L'engagement de certaines populations par l'envoi de contingents a été très grand, pour preuve la grande fraction des At Salah, chez les At Idjer, qui communique avec les Ouzellaguen par le col de Chéréâ, précitée s’est présentée à la colonne française le 29 pour engager des négociations.

Le nombre des morts des Ouzellaguen dit, quant à lui, combien ils sont mal préparés à une guerre de ce genre et combien ils ont voulu plutôt mourir que céder du terrain.[5] Cette résistance acharnée, peu semblable aux combats entre armées régulières, explique le nombre élevé des morts. Ici, il n'est pas question du déferlement habituel, rapporté à l'heure des insurrections. Les Ouzellaguen ne peuvent jouir de la force cinétique, enthousiaste et dynamique, qui caractérise les insurrections et qui écarte par sa menace et sa panique bon nombre de combats. Ils doivent là, davantage, jouer avec l'inertie de la résistance. Même si le choix du lieu de combat et sa connaissance appartiennent aux Ouzellaguen.

Si dans les luttes traditionnelles les Ouzellaguen devaient faire face à des gens armés de la même façon qu'eux, connaissant les mêmes règles et recourant aux mêmes tactiques, il n'en est plus ainsi face aux colonnes françaises.

 

 

© Abdel-Aziz Sadki    

mis en ligne le 11 février 2013



[1] Note de 2013. La préparation et l’expédition elle-même des colonnes Bugeaud et Bedeau en 1847 ont permis de réaliser une cartographie de la vallée de la Soummam et du versant sud du Djurdjura, en parcourant notamment le fond de la vallée. Cependant, les troupes françaises n’ont pu se produire dans le domaine villageois des Ouzellaguen.

[2] Note de 2013. En réalité, les deux « dénombrements » sont distincts.

[3] Note de 2013. Cependant, les différents services militaires multiplient à dessein les sources d’informations.

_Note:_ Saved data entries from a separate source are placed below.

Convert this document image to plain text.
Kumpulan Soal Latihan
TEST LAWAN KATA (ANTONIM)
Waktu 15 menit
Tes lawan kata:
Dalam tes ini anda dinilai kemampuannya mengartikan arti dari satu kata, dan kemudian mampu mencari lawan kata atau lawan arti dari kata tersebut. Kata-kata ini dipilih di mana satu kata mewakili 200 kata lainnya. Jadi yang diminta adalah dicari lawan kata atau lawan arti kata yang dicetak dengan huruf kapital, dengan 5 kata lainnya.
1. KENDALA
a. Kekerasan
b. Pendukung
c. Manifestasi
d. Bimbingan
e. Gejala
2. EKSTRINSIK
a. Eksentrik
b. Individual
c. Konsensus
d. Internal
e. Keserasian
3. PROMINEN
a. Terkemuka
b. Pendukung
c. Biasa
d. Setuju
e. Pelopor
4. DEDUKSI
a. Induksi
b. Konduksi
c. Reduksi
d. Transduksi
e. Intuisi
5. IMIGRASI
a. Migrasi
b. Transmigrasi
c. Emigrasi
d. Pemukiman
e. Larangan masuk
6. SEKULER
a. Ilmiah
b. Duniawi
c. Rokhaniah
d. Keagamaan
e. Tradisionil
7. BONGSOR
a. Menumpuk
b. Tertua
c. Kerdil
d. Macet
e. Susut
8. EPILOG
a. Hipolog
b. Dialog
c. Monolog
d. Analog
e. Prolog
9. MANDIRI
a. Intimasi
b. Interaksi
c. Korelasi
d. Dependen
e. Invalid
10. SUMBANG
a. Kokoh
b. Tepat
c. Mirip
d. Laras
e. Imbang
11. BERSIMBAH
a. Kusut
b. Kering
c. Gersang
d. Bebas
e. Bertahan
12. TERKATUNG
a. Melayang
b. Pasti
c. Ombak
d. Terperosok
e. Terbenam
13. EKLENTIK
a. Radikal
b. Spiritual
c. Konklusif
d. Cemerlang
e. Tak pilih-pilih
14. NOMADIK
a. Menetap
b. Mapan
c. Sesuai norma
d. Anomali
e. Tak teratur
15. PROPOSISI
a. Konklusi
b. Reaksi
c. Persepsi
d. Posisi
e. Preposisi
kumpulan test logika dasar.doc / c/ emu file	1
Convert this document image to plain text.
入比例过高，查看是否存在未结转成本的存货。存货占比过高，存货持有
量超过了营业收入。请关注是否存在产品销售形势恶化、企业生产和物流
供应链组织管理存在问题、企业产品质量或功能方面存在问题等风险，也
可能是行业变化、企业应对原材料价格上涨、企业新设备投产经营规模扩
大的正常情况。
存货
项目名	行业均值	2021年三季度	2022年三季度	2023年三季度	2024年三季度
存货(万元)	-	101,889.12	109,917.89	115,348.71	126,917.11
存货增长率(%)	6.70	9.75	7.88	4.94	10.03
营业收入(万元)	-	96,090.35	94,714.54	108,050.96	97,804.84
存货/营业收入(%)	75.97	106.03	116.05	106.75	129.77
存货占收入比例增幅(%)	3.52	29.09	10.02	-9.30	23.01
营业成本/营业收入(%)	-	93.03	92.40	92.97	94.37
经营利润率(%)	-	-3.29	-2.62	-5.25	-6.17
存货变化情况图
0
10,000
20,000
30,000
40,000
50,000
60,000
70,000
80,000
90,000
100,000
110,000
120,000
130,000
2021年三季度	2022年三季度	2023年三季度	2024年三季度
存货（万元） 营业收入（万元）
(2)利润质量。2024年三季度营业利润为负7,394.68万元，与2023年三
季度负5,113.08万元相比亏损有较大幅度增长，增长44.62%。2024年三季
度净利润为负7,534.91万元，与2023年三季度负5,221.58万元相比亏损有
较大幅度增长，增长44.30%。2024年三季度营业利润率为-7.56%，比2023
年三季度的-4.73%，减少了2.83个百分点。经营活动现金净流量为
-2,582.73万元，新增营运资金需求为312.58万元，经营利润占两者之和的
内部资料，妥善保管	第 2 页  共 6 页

[4] Note de 2013. La surmortalité liée à la famine ne touche guère les Ouzellaguen et ne suffit pas à expliquer cette chute statistique. Néanmoins, il est possible que le chiffre ait été porté à la baisse pour des raisons fiscales. Les Kabyles ont montré une solidarité extraordinaire pour les Arabes fuyant par dizaines de milliers la famine. Beaucoup se sont dépouillés pour les sauver et tous ont accepté les divagations des populations en errance, en proie à l’inanition, qui se nourrissaient de tout ce qu’elles trouvaient, dans les jardins, les vergers, les champs, les maquis et les bois, y compris de ce qui n’était même pas arrivé à maturité.  À ce sujet, les Kabyles ont été d’un secours bien plus réel que les bureaux arabes et le gouvernement général, malgré les rapports trompeurs de ces derniers, pour le pays kabyle au sens large tout au moins. C’est la montagne, d’ordinaire pauvre en ressources, qui a fourni cette chance inversée, bioclimatique et humaine, avec le faire-valoir kabyle traditionnel. Par ailleurs, cet épisode – on peut en proposer beaucoup d’autres – bat en brèche les divisions faussement proclamées par les « mythes kabyle, arabe et musulman » inventés alors par les Français et repris, souvent sans en avoir conscience ou en croyant s’en démarquer, par un grand nombre d’Algériens de tous bords depuis les dernières décennies de la période coloniale.

[5] Note de 2013. Le recours aux combattants, appelés imsebelen, est fort probable, au regard de la nature des combats relatés plus loin. Nous en avions conscience, mais aucune source disponible en 1986-1988 ne permettait d’en parler. C’est pour cette raison qu’il n’en est pas fait mention. C. Lacoste-Dujardin nous a par la suite posé la même question. Robin est le premier, quoique tardivement, à avoir fait mention de ce type de combattants.